Wiktionary: Pedant  - explanations of meanings, word origins, synonyms, translations
Wiktionary: pedantic  - explanations of meanings, word origins, synonyms, translations

Individual evidence

  1. Pedantisch in duden.de, accessed on November 19, 2013.
  2. ^ Pedanterie in duden.de, accessed on November 19, 2013.
  3. ^ Pedantism in duden.de, accessed on November 16, 2015.
  4. ^ Etymological dictionary according to Pfeifer. ( online at DWDS , accessed on November 19, 2013)
  5. Heinz Schilling: Kleinbürger: Mentality and lifestyle . Campus Verlag, 2003, ISBN 978-3-593-37250-1 , pp. 10 (252 pp.).
  6. Gertraud Turrini. Deviant behavior from a psychoanalytic point of view . Lecture Tainach, 23. – 25. September 2004
  7. ^ Viktor Frankl : Medical pastoral care. Basics of logotherapy and existential analysis. Last edition. Status: 2005. In: Viktor Frankl: Gesammelte Werke. Volume 4. Böhlau Verlag, Vienna / Cologne / Weimar 2011, ISBN 978-3-205-78619-1 , p. 311 (489 fn. 109).

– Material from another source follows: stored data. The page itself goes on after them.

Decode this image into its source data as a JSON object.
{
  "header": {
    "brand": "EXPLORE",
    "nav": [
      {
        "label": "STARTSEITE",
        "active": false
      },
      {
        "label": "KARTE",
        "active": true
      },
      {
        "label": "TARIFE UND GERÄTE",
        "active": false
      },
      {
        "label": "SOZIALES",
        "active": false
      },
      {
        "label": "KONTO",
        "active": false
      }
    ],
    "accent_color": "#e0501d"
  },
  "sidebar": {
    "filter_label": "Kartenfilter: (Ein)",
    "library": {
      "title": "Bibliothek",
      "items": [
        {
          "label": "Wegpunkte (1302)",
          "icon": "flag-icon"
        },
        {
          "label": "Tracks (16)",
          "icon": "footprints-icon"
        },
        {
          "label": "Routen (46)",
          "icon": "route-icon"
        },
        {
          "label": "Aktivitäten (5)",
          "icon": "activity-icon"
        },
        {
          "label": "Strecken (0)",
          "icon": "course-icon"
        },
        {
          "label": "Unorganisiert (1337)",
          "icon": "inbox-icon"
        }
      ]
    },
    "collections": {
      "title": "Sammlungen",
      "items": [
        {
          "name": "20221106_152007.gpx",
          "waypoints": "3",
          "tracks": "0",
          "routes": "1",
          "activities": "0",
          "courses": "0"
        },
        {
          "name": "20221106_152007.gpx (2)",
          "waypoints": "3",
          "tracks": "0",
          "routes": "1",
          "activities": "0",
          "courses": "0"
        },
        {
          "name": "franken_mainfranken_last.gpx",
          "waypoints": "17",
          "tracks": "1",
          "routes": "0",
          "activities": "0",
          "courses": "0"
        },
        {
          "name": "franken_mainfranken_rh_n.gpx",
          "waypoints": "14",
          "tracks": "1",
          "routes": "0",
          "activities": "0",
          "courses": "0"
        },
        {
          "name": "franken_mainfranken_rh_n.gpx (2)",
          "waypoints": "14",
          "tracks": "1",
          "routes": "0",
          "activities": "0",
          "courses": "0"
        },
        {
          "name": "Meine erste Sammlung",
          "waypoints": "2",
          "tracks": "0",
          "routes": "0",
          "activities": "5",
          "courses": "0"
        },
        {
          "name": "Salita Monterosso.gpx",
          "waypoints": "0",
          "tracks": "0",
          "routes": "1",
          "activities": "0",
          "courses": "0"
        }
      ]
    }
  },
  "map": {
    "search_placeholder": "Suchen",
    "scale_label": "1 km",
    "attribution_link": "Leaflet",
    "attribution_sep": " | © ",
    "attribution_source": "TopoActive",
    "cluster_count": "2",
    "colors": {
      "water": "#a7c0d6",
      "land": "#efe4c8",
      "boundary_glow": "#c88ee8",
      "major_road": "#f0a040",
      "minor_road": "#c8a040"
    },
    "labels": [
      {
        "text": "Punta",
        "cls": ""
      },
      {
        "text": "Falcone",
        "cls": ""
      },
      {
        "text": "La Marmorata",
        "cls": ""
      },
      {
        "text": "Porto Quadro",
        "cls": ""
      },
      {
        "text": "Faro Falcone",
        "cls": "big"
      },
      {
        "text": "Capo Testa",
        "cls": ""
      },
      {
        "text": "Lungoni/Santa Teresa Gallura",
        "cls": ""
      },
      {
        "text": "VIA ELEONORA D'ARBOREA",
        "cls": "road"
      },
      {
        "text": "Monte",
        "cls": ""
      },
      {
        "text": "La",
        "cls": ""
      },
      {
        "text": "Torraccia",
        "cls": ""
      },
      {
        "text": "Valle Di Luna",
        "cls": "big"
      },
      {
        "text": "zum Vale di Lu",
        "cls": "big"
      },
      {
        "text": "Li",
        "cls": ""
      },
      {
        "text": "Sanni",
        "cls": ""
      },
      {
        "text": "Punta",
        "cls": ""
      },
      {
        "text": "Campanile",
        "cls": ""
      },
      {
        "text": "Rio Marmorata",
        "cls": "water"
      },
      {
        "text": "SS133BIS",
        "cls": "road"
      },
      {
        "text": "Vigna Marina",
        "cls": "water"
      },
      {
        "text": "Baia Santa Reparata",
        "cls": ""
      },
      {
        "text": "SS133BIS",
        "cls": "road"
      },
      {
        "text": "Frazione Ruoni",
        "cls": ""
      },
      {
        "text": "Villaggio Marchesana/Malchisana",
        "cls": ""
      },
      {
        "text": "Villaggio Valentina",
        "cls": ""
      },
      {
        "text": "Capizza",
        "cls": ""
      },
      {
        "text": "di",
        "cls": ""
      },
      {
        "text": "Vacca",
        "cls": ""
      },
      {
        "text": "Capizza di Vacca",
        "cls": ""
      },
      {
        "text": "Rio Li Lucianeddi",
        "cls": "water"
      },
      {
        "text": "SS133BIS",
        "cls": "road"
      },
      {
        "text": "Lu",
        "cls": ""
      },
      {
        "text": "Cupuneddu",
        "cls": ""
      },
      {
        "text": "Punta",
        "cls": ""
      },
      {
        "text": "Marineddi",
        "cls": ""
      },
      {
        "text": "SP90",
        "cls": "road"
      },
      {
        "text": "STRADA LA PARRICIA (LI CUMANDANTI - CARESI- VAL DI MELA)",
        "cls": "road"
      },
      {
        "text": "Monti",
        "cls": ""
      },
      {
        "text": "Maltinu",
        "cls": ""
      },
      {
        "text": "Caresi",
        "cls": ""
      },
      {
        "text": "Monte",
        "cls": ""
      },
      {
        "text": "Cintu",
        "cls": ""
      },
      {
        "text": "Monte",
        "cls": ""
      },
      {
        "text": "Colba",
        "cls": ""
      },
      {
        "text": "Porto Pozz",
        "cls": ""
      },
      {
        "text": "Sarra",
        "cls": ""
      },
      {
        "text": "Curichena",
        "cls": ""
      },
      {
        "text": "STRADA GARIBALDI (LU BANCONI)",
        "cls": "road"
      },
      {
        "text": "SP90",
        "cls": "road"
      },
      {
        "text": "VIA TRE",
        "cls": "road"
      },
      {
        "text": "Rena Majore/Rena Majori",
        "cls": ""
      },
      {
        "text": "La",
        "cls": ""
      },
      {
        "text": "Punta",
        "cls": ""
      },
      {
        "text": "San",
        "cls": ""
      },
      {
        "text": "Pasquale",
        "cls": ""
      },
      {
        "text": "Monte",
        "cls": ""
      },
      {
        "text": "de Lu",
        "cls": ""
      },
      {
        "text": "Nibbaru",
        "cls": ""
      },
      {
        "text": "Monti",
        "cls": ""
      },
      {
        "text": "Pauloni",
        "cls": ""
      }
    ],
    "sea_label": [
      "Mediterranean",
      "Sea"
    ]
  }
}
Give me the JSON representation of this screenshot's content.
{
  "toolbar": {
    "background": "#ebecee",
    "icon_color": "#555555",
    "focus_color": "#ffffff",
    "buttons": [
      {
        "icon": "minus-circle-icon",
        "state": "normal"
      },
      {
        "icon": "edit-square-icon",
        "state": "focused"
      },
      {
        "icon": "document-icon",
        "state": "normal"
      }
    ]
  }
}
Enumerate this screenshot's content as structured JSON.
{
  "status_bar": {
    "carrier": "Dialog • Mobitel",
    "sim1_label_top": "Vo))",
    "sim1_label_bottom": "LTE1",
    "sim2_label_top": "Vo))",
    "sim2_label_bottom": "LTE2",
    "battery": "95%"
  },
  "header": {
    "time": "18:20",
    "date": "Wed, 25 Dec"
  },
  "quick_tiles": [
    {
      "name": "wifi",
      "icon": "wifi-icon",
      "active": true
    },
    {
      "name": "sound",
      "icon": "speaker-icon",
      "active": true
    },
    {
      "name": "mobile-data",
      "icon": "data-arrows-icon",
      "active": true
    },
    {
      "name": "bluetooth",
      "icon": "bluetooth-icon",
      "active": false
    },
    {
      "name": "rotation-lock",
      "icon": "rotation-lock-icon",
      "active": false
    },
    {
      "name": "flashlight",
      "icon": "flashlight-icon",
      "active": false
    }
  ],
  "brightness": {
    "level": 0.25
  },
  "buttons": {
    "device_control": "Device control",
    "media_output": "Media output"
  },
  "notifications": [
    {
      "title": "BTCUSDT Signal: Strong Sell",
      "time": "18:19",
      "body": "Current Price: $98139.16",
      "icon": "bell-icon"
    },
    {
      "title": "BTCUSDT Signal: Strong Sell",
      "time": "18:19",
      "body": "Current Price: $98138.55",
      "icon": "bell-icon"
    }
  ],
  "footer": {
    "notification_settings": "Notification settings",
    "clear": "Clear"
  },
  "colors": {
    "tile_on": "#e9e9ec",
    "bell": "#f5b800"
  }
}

  8. icd-code.de: F60.5 Anankastic [compulsive] personality disorder.
  9. [1]  ( Page no longer available , search in web archivesInfo: The link was automatically marked as defective. Please check the link according to the instructions and then remove this notice.@1@ 2Template: Toter Link / wap.stern.de  
  10. Adelung: Grammatical-Critical Dictionary of High German Dialect. Volume 3. Leipzig 1798, pp. 680-681. ( online at zeno.org, accessed November 19, 2013)
  11. ^ Friedrich Kirchner, Carl Michaëlis: Dictionary of basic philosophical terms. Leipzig 1907, p. 424. ( online at zeno.org, accessed on November 19, 2013)
  12. online at zeno.org, accessed on November 19, 2013.
  13. online at zeno.org, accessed on November 19, 2013.